The board voted to reinstate all-day kindergarten next fall. Kindergarten teachers will be reinstated in July once the district knows its enrollment figures for the 2006-07 school year. The board had also approved lists of teaching and nonteaching workers that would have been eliminated if the levy didn't pass.
The board also reinstated and improved on its busing program, which it cut in January of this year to state minimums. The new policy will allow for one mile for transportation for pupils in kindergarten through sixth grades and 1.5 miles for all others.
Buildings
The aging Prospect Elementary School and Salem Middle School will still be closed before the next school year under another cost-cutting plan.

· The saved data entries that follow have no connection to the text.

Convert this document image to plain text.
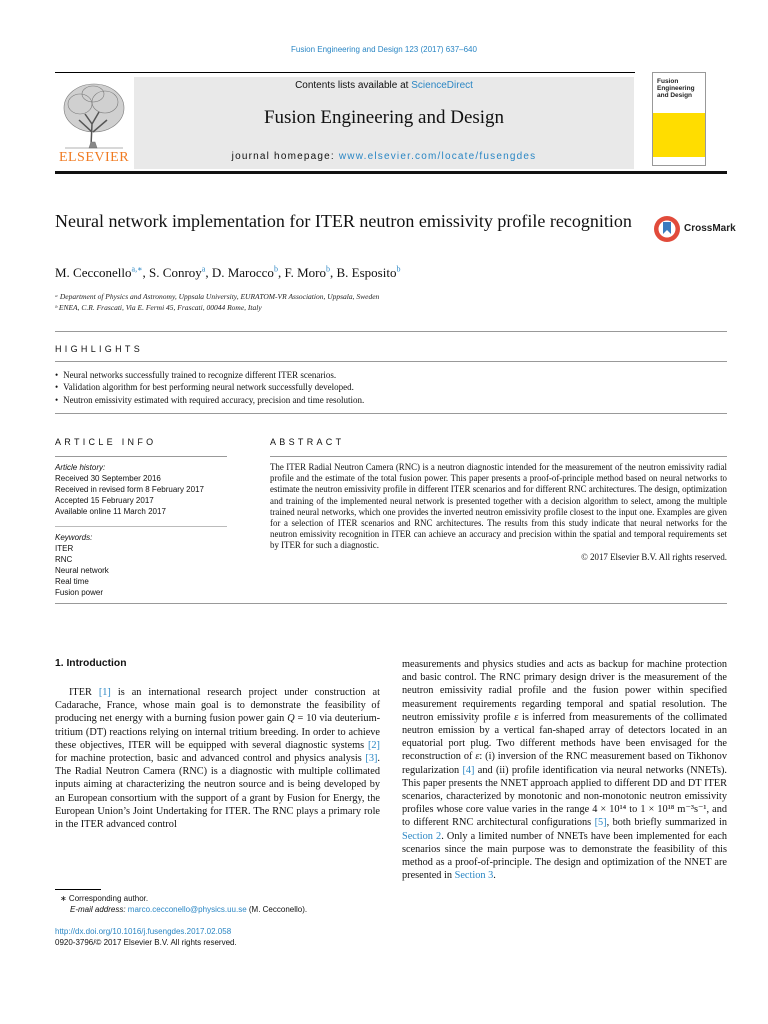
Fusion Engineering and Design 123 (2017) 637–640
ELSEVIER
Contents lists available at ScienceDirect
Fusion Engineering and Design
journal homepage: www.elsevier.com/locate/fusengdes
Fusion Engineering and Design
Neural network implementation for ITER neutron emissivity profile recognition	CrossMark
M. Cecconello$^{a,∗}$, S. Conroy$^a$, D. Marocco$^b$, F. Moro$^b$, B. Esposito$^b$
ᵃ Department of Physics and Astronomy, Uppsala University, EURATOM-VR Association, Uppsala, Sweden
ᵇ ENEA, C.R. Frascati, Via E. Fermi 45, Frascati, 00044 Rome, Italy
HIGHLIGHTS
• Neural networks successfully trained to recognize different ITER scenarios.
• Validation algorithm for best performing neural network successfully developed.
• Neutron emissivity estimated with required accuracy, precision and time resolution.
ARTICLE INFO	ABSTRACT
Article history:
Received 30 September 2016
Received in revised form 8 February 2017
Accepted 15 February 2017
Available online 11 March 2017
Keywords:
ITER
RNC
Neural network
Real time
Fusion power
The ITER Radial Neutron Camera (RNC) is a neutron diagnostic intended for the measurement of the neutron emissivity radial profile and the estimate of the total fusion power. This paper presents a proof-of-principle method based on neural networks to estimate the neutron emissivity profile in different ITER scenarios and for different RNC architectures. The design, optimization and training of the implemented neural network is presented together with a decision algorithm to select, among the multiple trained neural networks, which one provides the inverted neutron emissivity profile closest to the input one. Examples are given for a selection of ITER scenarios and RNC architectures. The results from this study indicate that neural networks for the neutron emissivity recognition in ITER can achieve an accuracy and precision within the spatial and temporal requirements set by ITER for such a diagnostic.
© 2017 Elsevier B.V. All rights reserved.
1. Introduction

ITER [1] is an international research project under construction at Cadarache, France, whose main goal is to demonstrate the feasibility of producing net energy with a burning fusion power gain Q = 10 via deuterium-tritium (DT) reactions relying on internal tritium breeding. In order to achieve these objectives, ITER will be equipped with several diagnostic systems [2] for machine protection, basic and advanced control and physics analysis [3]. The Radial Neutron Camera (RNC) is a diagnostic with multiple collimated inputs aiming at characterizing the neutron source and is being developed by an European consortium with the support of a grant by Fusion for Energy, the European Union’s Joint Undertaking for ITER. The RNC plays a primary role in the ITER advanced control

measurements and physics studies and acts as backup for machine protection and basic control. The RNC primary design driver is the measurement of the neutron emissivity radial profile and the fusion power within specified measurement requirements regarding temporal and spatial resolution. The neutron emissivity profile ε is inferred from measurements of the collimated neutron emission by a vertical fan-shaped array of detectors located in an equatorial port plug. Two different methods have been envisaged for the reconstruction of ε: (i) inversion of the RNC measurement based on Tikhonov regularization [4] and (ii) profile identification via neural networks (NNETs). This paper presents the NNET approach applied to different DD and DT ITER scenarios, characterized by monotonic and non-monotonic neutron emissivity profiles whose core value varies in the range 4 × 10¹⁴ to 1 × 10¹⁸ m⁻³s⁻¹, and to different RNC architectural configurations [5], both briefly summarized in Section 2. Only a limited number of NNETs have been implemented for each scenarios since the main purpose was to demonstrate the feasibility of this method as a proof-of-principle. The design and optimization of the NNET are presented in Section 3.

∗ Corresponding author.
E-mail address: marco.cecconello@physics.uu.se (M. Cecconello).
http://dx.doi.org/10.1016/j.fusengdes.2017.02.058
0920-3796/© 2017 Elsevier B.V. All rights reserved.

David K. Schwartz of Salem has been investigating turning the middle school into condos.
Junior and senior high students will all go to the high school. The elementary pupils will go to the district's other elementary schools.
Larcomb said the new policy is an improvement since the old policy was one-mile transportation for grades K-6, 1.5 miles for middle school pupils, and 1.7 miles for senior high students. He said it made no sense to have two policies for junior and senior high pupils since they will all go to the same building.
Larcomb told the audience at the beginning meeting, "I thank you from the bottom of my heart."
He said he worked this spring with a committee to get the levy passed after its defeat last November. Larcomb said the committee was "very fluid, very dynamic. I couldn't begin to thank all the folks."
Still, he and the board gave certificates of thanks to three people, Carole Sutton, Stephanie Linder and Dennis Niederhiser. Larcomb did not say how the three contributed to the victory.